A Labor government would leave the federal budget $16.4 billion worse off if it wins the July 2 election, but maintains it would match the Coalition and return to surplus by 2020-21.
Releasing Labor’s final costings in Brisbane on Sunday, Shadow Treasurer Chris Bowen said the opposition’s policy measures on negative gearing and superannuation would produce higher long term dividends than the Coalition.
In the near term, Labor would have a $39.5 billion deficit in 2016-17 compared to the $37.1 billion predicted by Treasury and the Department of Finance in the pre-election economic and fiscal outlook.
By 2019-20 the deficit will be $11.3 billion, compared to $5.9 billion under the coalition.
Labor will also use almost $3 billion from the Coalition’s superannuation changes, without committing to adopting the policy.
Mr Bowen said Labor would deliver $10.5 billion in savings over the next decade, bringing its total budget improvements to more than $130 billion.
Triple A “threat”
Treasurer Scott Morrison said Labor’s economic plan a threat to Australia’s triple-A credit rating.
“Labor confirmed they will increase the deficit by $16.5 billion at least,” Mr Morrison told reporters in Sydney hours after the opposition released its final campaign costings.
“They confirmed, therefore, that they would increase debt.
“This is something that will weaken our economy at a time when we need to be doing everything, particularly right now, to strengthen our economy.”
Shadow Finance Minister Tony Burke said the Coalition’s figures could not be trusted because it had included savings from unlegislated measures that were yet to pass the Senate.
“They have $6.9 billion worth of measures known as zombie measures that they have embedded into the budget bottom line that will never, never pass the Parliament,” Mr Burke said.
“They cannot and will not deliver the numbers that are contained within the budget.”

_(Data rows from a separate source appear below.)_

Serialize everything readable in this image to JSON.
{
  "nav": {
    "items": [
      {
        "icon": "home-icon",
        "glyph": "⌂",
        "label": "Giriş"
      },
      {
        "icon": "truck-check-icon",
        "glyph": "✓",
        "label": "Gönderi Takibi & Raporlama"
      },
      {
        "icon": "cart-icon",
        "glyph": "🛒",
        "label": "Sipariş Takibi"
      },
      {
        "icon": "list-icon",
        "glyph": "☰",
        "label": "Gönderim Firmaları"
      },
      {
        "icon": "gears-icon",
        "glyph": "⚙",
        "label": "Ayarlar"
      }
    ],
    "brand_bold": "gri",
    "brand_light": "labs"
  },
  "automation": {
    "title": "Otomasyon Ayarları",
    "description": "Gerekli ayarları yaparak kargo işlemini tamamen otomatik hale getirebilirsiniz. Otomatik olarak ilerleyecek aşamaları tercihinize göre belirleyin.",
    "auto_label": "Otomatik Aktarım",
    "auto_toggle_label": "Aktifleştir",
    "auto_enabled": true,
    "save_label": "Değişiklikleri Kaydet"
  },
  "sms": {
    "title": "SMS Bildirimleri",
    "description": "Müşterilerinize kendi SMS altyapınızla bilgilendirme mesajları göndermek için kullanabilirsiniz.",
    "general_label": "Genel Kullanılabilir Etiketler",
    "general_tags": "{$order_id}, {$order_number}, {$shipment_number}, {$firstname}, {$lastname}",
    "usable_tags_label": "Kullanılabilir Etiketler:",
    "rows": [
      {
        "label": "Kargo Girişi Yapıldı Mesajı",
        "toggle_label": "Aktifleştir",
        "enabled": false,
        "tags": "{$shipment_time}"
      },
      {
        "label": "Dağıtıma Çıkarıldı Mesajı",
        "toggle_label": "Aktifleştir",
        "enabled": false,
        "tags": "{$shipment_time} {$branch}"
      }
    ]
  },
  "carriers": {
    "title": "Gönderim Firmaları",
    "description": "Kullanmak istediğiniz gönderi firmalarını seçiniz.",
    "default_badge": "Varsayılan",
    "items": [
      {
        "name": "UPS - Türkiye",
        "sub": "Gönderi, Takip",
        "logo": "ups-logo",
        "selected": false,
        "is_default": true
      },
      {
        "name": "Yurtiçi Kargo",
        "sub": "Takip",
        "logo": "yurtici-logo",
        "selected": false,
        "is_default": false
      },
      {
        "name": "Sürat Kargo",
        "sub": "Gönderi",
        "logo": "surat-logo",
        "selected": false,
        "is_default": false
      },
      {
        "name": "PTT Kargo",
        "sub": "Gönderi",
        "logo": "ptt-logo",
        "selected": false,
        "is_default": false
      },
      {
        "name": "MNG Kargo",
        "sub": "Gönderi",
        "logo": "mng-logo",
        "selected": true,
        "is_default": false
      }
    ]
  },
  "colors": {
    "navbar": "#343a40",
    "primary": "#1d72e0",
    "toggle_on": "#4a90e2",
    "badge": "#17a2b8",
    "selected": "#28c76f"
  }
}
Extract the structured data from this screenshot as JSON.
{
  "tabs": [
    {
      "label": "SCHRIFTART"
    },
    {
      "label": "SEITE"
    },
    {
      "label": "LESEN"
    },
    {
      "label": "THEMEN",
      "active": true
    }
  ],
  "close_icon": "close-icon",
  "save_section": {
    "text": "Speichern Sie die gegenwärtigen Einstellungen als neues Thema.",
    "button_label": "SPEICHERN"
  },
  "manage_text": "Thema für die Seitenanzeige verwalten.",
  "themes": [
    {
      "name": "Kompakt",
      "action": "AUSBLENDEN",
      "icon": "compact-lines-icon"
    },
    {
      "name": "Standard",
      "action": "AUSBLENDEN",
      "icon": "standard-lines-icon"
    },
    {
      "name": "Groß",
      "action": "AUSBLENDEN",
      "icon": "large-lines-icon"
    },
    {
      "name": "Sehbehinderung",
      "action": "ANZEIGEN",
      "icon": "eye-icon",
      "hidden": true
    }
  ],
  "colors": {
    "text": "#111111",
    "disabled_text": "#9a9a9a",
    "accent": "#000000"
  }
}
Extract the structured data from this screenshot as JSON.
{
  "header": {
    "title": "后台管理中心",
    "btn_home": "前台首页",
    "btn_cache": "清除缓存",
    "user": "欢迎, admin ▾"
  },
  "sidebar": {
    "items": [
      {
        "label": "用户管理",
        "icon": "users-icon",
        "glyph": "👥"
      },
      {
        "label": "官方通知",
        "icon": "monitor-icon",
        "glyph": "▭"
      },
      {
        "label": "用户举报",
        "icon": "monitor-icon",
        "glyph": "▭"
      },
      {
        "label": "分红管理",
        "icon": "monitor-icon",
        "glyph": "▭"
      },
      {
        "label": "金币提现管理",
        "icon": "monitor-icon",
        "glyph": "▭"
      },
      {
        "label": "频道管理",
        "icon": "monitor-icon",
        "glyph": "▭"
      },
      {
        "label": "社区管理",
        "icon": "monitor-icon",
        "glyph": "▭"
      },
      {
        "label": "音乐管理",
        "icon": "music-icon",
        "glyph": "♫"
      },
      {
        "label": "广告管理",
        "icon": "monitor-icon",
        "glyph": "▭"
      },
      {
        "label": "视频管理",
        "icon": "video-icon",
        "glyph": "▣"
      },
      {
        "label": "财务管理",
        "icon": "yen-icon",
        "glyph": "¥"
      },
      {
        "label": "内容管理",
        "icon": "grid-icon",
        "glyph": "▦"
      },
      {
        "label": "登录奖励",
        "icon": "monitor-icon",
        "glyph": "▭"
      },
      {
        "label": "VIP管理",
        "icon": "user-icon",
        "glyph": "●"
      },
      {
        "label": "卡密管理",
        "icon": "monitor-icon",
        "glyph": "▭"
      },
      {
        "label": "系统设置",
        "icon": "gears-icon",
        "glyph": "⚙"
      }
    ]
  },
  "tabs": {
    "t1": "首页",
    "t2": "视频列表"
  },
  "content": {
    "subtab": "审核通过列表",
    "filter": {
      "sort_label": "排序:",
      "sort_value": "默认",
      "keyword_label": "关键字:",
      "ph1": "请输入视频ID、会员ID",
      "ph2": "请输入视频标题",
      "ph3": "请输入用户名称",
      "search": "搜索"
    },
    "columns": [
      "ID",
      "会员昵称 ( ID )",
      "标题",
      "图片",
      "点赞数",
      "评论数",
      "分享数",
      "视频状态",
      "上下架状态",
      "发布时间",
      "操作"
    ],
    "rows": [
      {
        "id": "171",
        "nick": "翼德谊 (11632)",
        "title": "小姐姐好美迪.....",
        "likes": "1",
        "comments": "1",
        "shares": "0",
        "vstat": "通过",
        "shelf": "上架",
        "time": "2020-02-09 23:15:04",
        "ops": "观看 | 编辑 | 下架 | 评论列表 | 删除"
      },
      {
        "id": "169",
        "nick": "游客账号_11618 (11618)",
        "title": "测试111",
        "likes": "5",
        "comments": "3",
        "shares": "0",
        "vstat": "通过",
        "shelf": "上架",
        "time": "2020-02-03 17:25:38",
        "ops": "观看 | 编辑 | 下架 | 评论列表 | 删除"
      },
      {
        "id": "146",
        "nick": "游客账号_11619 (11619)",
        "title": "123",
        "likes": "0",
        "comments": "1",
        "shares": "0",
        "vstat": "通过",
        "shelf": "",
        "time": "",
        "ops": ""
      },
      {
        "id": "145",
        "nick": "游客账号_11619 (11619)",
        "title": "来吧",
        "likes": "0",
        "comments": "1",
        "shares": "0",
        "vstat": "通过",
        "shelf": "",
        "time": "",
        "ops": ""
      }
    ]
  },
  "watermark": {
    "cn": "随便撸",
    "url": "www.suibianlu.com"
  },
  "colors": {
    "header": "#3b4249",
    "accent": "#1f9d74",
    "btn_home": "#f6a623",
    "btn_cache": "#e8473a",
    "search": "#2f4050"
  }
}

Mr Burke labelled the Coalition’s company tax cut plan a “reckless, fiscal ram-raid” on the budget and contrasted the promise with Labor’s long-term structural reforms.
“The Coalition is actually deliberately putting forward a structural deterioration,” he said.
“The hit to the budget gets worse and worse year on year.
“Whereas Labor, by putting forward the changes in particular to negative gearing and capital gains tax, has a structural improvement to the budget that the budget and the nation needs.”
Health insurance changes
Labor has also announced it would save $430 million over four years by placing a $5,000 cap on the amount people can claim for the cost of managing their tax affairs and removing the Private Health Insurance Rebate from so-called “junk policies” that only cover public hospital treatment.
Mr Bowen said Labor responded to advice from medical and consumer groups, who have been calling for the rebate to be scrapped for junk policies, or for them to be banned.
Buried inside Labor’s fiscal documents was the news that the party would bank the $2.9 billion in savings from the Coalition’s superannuation changes, while not pledging to adopt the policy.
“Labor would consult with stakeholders and take a broader examination of all these measures on coming to government.”